目的:我们回顾了疗效测试临床试验,流行病学,和荟萃分析,以严格调查磷酸二酯酶抑制剂是否预防或治疗AD。
结果:咖啡因和西洛他唑可能降低AD风险。丁苯茶碱和西地那非的临床试验是有希望的,但初步的和不确定的。PF-04447943和BI409,306无效。长春西汀,西洛他唑,尼麦角林的试验好坏参半.Deprinyl/司来吉兰试验仅显示短期益处。广谱磷酸二酯酶抑制剂propentofylline已在五项III期试验中显示可改善认知,痴呆严重程度,日常生活活动,以及对轻度至中度AD患者进行多尺度的全球评估,包括为期18个月的III期临床试验中的ADAS-CogandtheCIBIC-Plus。然而,根据MedScape文章声称的两本书,为期18个月的III期试验失败,所以propentofylline被停用了.现在,propentofylline用于治疗犬的认知功能障碍,which,像AD,涉及年龄相关的野生型Aβ沉积。
结论:磷酸二酯酶抑制剂可以预防和治疗AD。
目的:我们回顾了疗效测试临床试验,流行病学,和荟萃分析,以严格调查磷酸二酯酶抑制剂是否预防或治疗AD。
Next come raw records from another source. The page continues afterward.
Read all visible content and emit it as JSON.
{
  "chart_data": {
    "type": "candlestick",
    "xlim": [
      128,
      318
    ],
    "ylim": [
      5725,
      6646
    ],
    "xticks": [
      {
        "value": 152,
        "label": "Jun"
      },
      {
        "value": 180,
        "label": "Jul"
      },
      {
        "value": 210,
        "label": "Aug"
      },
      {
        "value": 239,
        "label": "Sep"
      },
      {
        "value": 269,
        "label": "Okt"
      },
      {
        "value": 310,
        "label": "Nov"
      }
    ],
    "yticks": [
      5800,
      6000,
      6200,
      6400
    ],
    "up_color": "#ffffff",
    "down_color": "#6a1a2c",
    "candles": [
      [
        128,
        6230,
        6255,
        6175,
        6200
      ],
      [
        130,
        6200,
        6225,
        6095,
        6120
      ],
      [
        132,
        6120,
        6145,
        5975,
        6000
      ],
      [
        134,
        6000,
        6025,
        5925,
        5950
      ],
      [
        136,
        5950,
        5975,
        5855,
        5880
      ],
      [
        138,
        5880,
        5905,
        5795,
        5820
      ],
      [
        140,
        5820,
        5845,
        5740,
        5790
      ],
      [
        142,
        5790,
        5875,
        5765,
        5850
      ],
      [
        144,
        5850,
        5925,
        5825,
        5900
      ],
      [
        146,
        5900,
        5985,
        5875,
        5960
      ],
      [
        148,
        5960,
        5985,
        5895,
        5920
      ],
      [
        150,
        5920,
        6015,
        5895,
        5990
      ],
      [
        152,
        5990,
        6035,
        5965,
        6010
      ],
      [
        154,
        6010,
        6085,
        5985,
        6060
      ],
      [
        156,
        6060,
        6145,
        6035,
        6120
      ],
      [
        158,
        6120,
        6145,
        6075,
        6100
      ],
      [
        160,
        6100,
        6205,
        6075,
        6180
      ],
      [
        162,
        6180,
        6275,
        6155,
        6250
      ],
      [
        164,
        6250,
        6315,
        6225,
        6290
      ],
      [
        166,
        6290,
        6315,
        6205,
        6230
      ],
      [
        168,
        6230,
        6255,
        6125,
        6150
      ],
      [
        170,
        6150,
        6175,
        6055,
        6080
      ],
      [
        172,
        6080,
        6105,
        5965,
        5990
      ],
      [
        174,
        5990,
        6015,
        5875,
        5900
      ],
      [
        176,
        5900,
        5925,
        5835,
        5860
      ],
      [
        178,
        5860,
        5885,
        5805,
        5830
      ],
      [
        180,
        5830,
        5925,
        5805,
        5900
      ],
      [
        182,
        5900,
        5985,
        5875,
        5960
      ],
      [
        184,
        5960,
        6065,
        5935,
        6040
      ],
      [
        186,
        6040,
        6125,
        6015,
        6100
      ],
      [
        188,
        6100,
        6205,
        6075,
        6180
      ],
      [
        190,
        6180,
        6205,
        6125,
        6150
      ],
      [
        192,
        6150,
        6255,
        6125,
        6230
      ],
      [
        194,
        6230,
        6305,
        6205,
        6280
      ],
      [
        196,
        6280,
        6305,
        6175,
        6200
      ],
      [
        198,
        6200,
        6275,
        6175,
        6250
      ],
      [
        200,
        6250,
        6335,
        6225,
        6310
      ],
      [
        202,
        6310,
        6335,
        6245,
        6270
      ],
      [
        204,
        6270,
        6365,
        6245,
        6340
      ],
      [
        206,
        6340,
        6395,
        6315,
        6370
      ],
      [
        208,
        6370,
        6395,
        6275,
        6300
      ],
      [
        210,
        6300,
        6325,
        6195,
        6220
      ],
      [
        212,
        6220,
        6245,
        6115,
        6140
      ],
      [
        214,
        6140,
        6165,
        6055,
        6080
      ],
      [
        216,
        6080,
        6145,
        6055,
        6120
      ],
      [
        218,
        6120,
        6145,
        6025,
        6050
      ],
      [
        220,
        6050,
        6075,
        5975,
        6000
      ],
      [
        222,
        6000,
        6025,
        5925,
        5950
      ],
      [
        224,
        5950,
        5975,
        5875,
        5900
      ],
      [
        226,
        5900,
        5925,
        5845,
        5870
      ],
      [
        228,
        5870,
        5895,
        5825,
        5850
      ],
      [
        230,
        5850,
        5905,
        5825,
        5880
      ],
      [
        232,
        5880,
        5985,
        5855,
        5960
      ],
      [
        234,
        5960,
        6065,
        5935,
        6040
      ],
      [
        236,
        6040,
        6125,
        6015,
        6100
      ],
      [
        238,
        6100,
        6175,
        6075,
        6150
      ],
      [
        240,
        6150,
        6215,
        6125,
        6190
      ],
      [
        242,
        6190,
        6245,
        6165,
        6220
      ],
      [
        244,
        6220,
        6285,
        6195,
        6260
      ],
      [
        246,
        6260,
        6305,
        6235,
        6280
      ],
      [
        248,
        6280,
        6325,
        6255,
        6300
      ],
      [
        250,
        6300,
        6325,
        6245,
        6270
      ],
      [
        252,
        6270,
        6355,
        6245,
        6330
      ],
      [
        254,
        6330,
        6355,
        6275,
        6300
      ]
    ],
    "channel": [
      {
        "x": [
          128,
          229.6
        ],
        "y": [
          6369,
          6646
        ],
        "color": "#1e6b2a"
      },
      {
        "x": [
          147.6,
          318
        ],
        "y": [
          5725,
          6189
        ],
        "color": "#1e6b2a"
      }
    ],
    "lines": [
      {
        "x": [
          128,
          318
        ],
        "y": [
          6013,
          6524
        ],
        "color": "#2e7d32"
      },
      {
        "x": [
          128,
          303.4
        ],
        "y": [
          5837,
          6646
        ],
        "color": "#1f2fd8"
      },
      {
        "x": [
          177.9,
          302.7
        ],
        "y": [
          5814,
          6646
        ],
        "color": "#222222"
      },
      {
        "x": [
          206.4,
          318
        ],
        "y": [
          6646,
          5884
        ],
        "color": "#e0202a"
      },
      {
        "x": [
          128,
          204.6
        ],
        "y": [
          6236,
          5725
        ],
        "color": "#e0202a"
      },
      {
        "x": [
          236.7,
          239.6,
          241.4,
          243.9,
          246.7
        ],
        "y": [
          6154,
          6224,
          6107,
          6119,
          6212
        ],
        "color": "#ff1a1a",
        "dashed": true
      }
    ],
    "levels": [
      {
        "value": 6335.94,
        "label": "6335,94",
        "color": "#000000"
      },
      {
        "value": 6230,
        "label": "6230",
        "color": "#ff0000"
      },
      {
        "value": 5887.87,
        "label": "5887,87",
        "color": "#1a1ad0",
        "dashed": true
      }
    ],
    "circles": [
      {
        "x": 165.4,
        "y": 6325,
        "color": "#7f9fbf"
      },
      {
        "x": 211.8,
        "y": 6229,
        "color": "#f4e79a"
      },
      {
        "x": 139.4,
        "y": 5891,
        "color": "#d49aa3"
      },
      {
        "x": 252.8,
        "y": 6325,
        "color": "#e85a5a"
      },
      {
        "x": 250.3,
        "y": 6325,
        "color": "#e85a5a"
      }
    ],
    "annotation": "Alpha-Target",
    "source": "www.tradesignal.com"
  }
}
结果:咖啡因和西洛他唑可能降低AD风险。丁苯茶碱和西地那非的临床试验是有希望的,但初步的和不确定的。PF-04447943和BI409,306无效。长春西汀,西洛他唑,尼麦角林的试验好坏参半.Deprinyl/司来吉兰试验仅显示短期益处。广谱磷酸二酯酶抑制剂propentofylline已在五项III期试验中显示可改善认知,痴呆严重程度,日常生活活动,以及对轻度至中度AD患者进行多尺度的全球评估,包括为期18个月的III期临床试验中的ADAS-CogandtheCIBIC-Plus。然而,根据MedScape文章声称的两本书,为期18个月的III期试验失败,所以propentofylline被停用了.现在,propentofylline用于治疗犬的认知功能障碍,which,像AD,涉及年龄相关的野生型Aβ沉积。
结论:磷酸二酯酶抑制剂可以预防和治疗AD。